-
آن تعال او تعالیها دهد ** مستی و جفت و نهالیها دهد 1670
- Onun gel demesi, insana yücelikler verir; sarhoşluklar, eşler, yaygılar bağışlar.
-
باری آن امر سنی را هیچ هیچ ** من نیارم کرد وهن و پیچ پیچ
- Ben o yüce emri hiç, ama hiçbir suretle tevil edemem.
-
این همه بشنید آن خاک نژند ** زان گمان بد بدش در گوش بند
- Dertli toprak bütün bunları duydu. Fakat o kötü zan, kulağına küpe olmuştu, ondan vazgeçmedi.
-
باز از نوعی دگر آن خاک پست ** لابه و سجده همیکرد او چو مست
- Aşağılık toprak tekrar başka bir çeşit yalvarmaya, sarhoş gibi secde etmeye başladı.
-
گفت نه برخیز نبود زین زیان ** من سر و جان مینهم رهن و ضمان
- Azrail dedi ki: Yeter, artık bundan fazlası yok. Hem benden sana ziyan da gelmez. Ben, istersen sana başımı, canımı rehin vereyim.
-
لابه مندیش و مکن لابه دگر ** جز بدان شاه رحیم دادگر 1675
- Yalvarmayı düşünme, Artık o merhamet ve adalet sahibi padişahtan başkasına yalvarma da.
-
بنده فرمانم نیارم ترک کرد ** امر او کز بحر انگیزید گرد
- Ben emir kuluyum, emri terk edemem.

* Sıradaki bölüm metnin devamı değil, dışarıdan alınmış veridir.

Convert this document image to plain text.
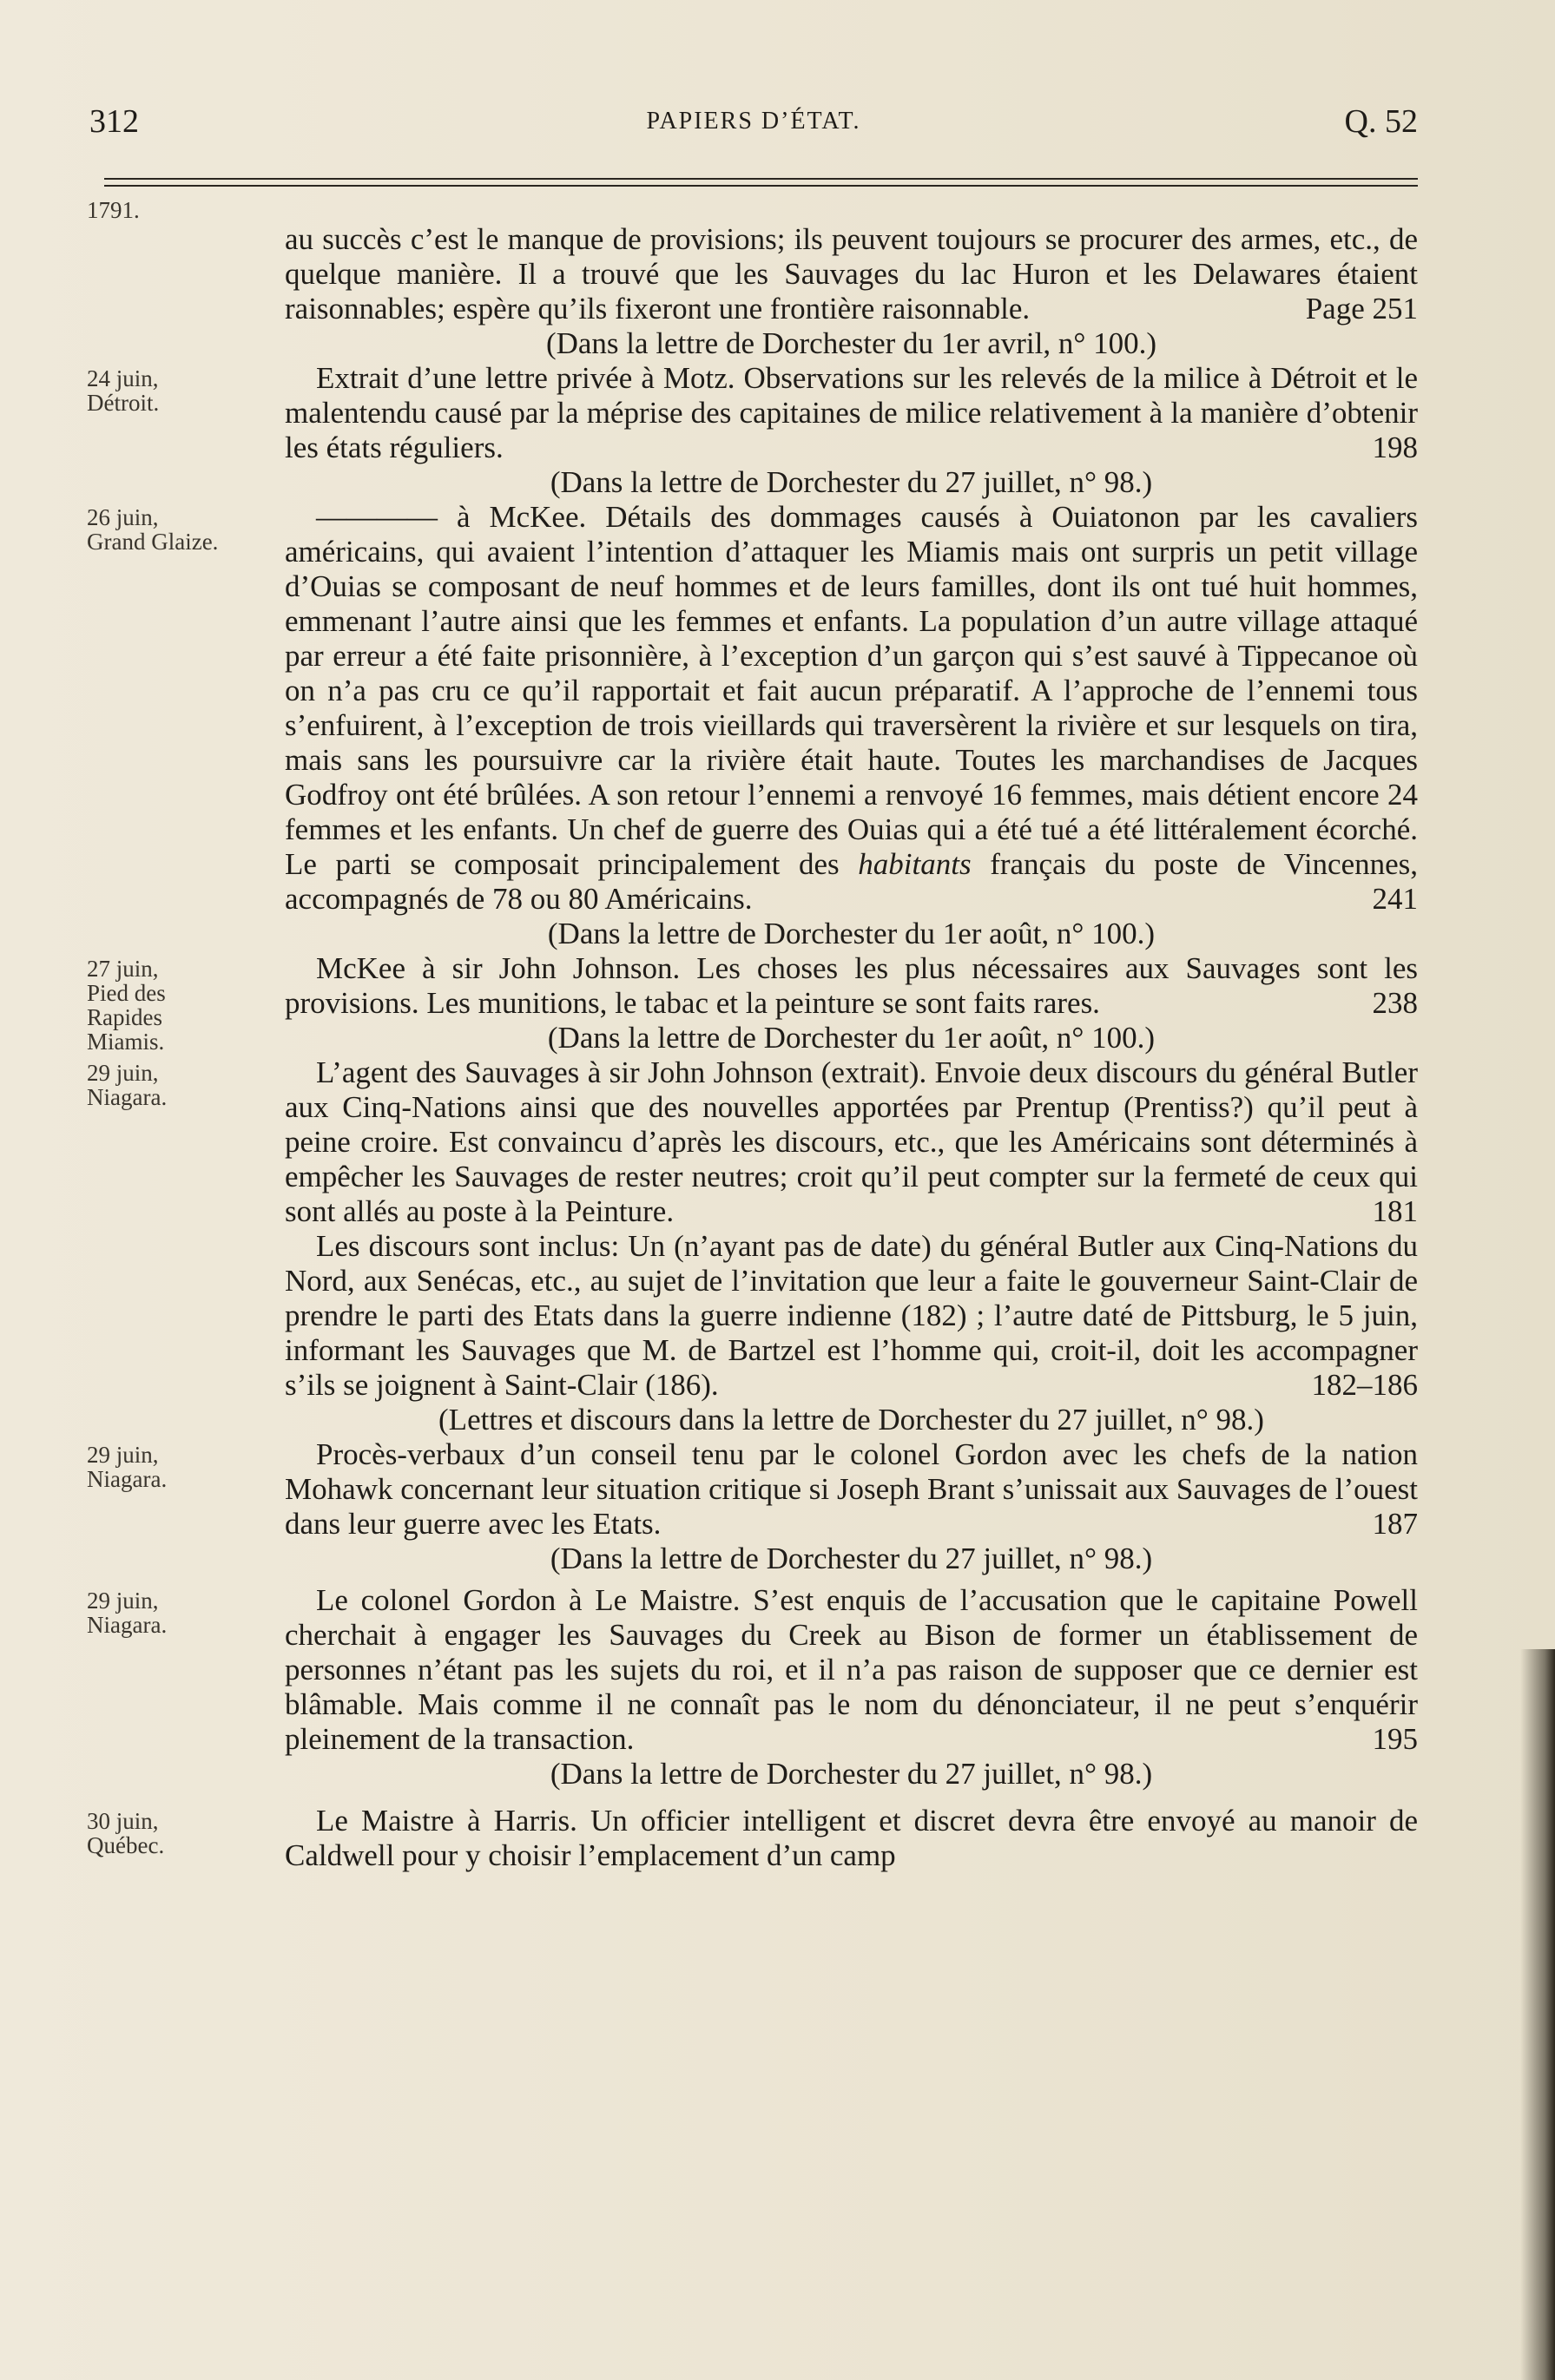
312	PAPIERS D’ÉTAT.	Q. 52
1791.

au succès c’est le manque de provisions; ils peuvent toujours se procurer des armes, etc., de quelque manière. Il a trouvé que les Sauvages du lac Huron et les Delawares étaient raisonnables; espère qu’ils fixeront une frontière raisonnable.	Page 251

(Dans la lettre de Dorchester du 1er avril, n° 100.)

24 juin,
Détroit.

Extrait d’une lettre privée à Motz. Observations sur les relevés de la milice à Détroit et le malentendu causé par la méprise des capitaines de milice relativement à la manière d’obtenir les états réguliers.	198

(Dans la lettre de Dorchester du 27 juillet, n° 98.)

26 juin,
Grand Glaize.

———— à McKee. Détails des dommages causés à Ouiatonon par les cavaliers américains, qui avaient l’intention d’attaquer les Miamis mais ont surpris un petit village d’Ouias se composant de neuf hommes et de leurs familles, dont ils ont tué huit hommes, emmenant l’autre ainsi que les femmes et enfants. La population d’un autre village attaqué par erreur a été faite prisonnière, à l’exception d’un garçon qui s’est sauvé à Tippecanoe où on n’a pas cru ce qu’il rapportait et fait aucun préparatif. A l’approche de l’ennemi tous s’enfuirent, à l’exception de trois vieillards qui traversèrent la rivière et sur lesquels on tira, mais sans les poursuivre car la rivière était haute. Toutes les marchandises de Jacques Godfroy ont été brûlées. A son retour l’ennemi a renvoyé 16 femmes, mais détient encore 24 femmes et les enfants. Un chef de guerre des Ouias qui a été tué a été littéralement écorché. Le parti se composait principalement des habitants français du poste de Vincennes, accompagnés de 78 ou 80 Américains.	241

(Dans la lettre de Dorchester du 1er août, n° 100.)

27 juin,
Pied des
Rapides
Miamis.

McKee à sir John Johnson. Les choses les plus nécessaires aux Sauvages sont les provisions. Les munitions, le tabac et la peinture se sont faits rares.	238

(Dans la lettre de Dorchester du 1er août, n° 100.)

29 juin,
Niagara.

L’agent des Sauvages à sir John Johnson (extrait). Envoie deux discours du général Butler aux Cinq-Nations ainsi que des nouvelles apportées par Prentup (Prentiss?) qu’il peut à peine croire. Est convaincu d’après les discours, etc., que les Américains sont déterminés à empêcher les Sauvages de rester neutres; croit qu’il peut compter sur la fermeté de ceux qui sont allés au poste à la Peinture.	181

Les discours sont inclus: Un (n’ayant pas de date) du général Butler aux Cinq-Nations du Nord, aux Senécas, etc., au sujet de l’invitation que leur a faite le gouverneur Saint-Clair de prendre le parti des Etats dans la guerre indienne (182) ; l’autre daté de Pittsburg, le 5 juin, informant les Sauvages que M. de Bartzel est l’homme qui, croit-il, doit les accompagner s’ils se joignent à Saint-Clair (186).	182–186

(Lettres et discours dans la lettre de Dorchester du 27 juillet, n° 98.)

29 juin,
Niagara.

Procès-verbaux d’un conseil tenu par le colonel Gordon avec les chefs de la nation Mohawk concernant leur situation critique si Joseph Brant s’unissait aux Sauvages de l’ouest dans leur guerre avec les Etats.	187

(Dans la lettre de Dorchester du 27 juillet, n° 98.)

29 juin,
Niagara.

Le colonel Gordon à Le Maistre. S’est enquis de l’accusation que le capitaine Powell cherchait à engager les Sauvages du Creek au Bison de former un établissement de personnes n’étant pas les sujets du roi, et il n’a pas raison de supposer que ce dernier est blâmable. Mais comme il ne connaît pas le nom du dénonciateur, il ne peut s’enquérir pleinement de la transaction.	195

(Dans la lettre de Dorchester du 27 juillet, n° 98.)

30 juin,
Québec.

Le Maistre à Harris. Un officier intelligent et discret devra être envoyé au manoir de Caldwell pour y choisir l’emplacement d’un camp
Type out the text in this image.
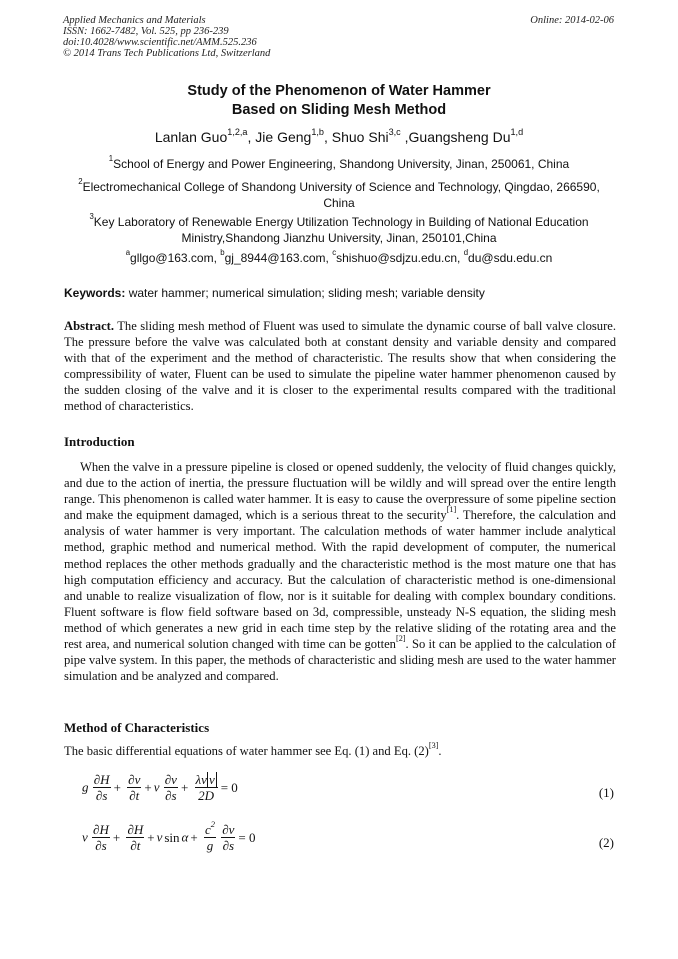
Applied Mechanics and Materials
ISSN: 1662-7482, Vol. 525, pp 236-239
doi:10.4028/www.scientific.net/AMM.525.236
© 2014 Trans Tech Publications Ltd, Switzerland
Online: 2014-02-06
Study of the Phenomenon of Water Hammer
Based on Sliding Mesh Method
Lanlan Guo$^{1,2,a}$, Jie Geng$^{1,b}$, Shuo Shi$^{3,c}$ ,Guangsheng Du$^{1,d}$
$^1$School of Energy and Power Engineering, Shandong University, Jinan, 250061, China
$^2$Electromechanical College of Shandong University of Science and Technology, Qingdao, 266590,
China
$^3$Key Laboratory of Renewable Energy Utilization Technology in Building of National Education
Ministry,Shandong Jianzhu University, Jinan, 250101,China
$^a$gllgo@163.com, $^b$gj_8944@163.com, $^c$shishuo@sdjzu.edu.cn, $^d$du@sdu.edu.cn
Keywords: water hammer; numerical simulation; sliding mesh; variable density
Abstract. The sliding mesh method of Fluent was used to simulate the dynamic course of ball valve closure. The pressure before the valve was calculated both at constant density and variable density and compared with that of the experiment and the method of characteristic. The results show that when considering the compressibility of water, Fluent can be used to simulate the pipeline water hammer phenomenon caused by the sudden closing of the valve and it is closer to the experimental results compared with the traditional method of characteristics.
Introduction
When the valve in a pressure pipeline is closed or opened suddenly, the velocity of fluid changes quickly, and due to the action of inertia, the pressure fluctuation will be wildly and will spread over the entire length range. This phenomenon is called water hammer. It is easy to cause the overpressure of some pipeline section and make the equipment damaged, which is a serious threat to the security[1]. Therefore, the calculation and analysis of water hammer is very important. The calculation methods of water hammer include analytical method, graphic method and numerical method. With the rapid development of computer, the numerical method replaces the other methods gradually and the characteristic method is the most mature one that has high computation efficiency and accuracy. But the calculation of characteristic method is one-dimensional and unable to realize visualization of flow, nor is it suitable for dealing with complex boundary conditions. Fluent software is flow field software based on 3d, compressible, unsteady N-S equation, the sliding mesh method of which generates a new grid in each time step by the relative sliding of the rotating area and the rest area, and numerical solution changed with time can be gotten[2]. So it can be applied to the calculation of pipe valve system. In this paper, the methods of characteristic and sliding mesh are used to the water hammer simulation and be analyzed and compared.
Method of Characteristics
The basic differential equations of water hammer see Eq. (1) and Eq. (2)[3].
g $\frac{\partial H}{\partial s} + \frac{\partial v}{\partial t} + v \frac{\partial v}{\partial s} + \frac{\text{λv v}}{2D} = 0$	(1)
v $\frac{\partial H}{\partial s} + \frac{\partial H}{\partial t} + v$ $\sin \alpha + \frac{c^2}{g}$
$\frac{\partial v}{\partial s} = 0$	(2)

Onun emri, denizden toz koparır.
-
جز از آن خلاق گوش و چشم و سر ** نشنوم از جان خود هم خیر و شر
- O kulağı, gözü, başı, yaratan Tanrı’nın emrinden başka kendiliğimden ne bir hayır dilerim, ne bir şer.
-
گوش من از گفت غیر او کرست ** او مرا از جان شیرین جانترست
- Kulağım onun sözünden başka söze sağır. O, bana tatlı canımdan da değerli.
-
جان ازو آمد نیامد او ز جان ** صدهزاران جان دهم او رایگان
- Can, ondan geldi, o candan değil. O, bedavaca yüz binlerce can verir.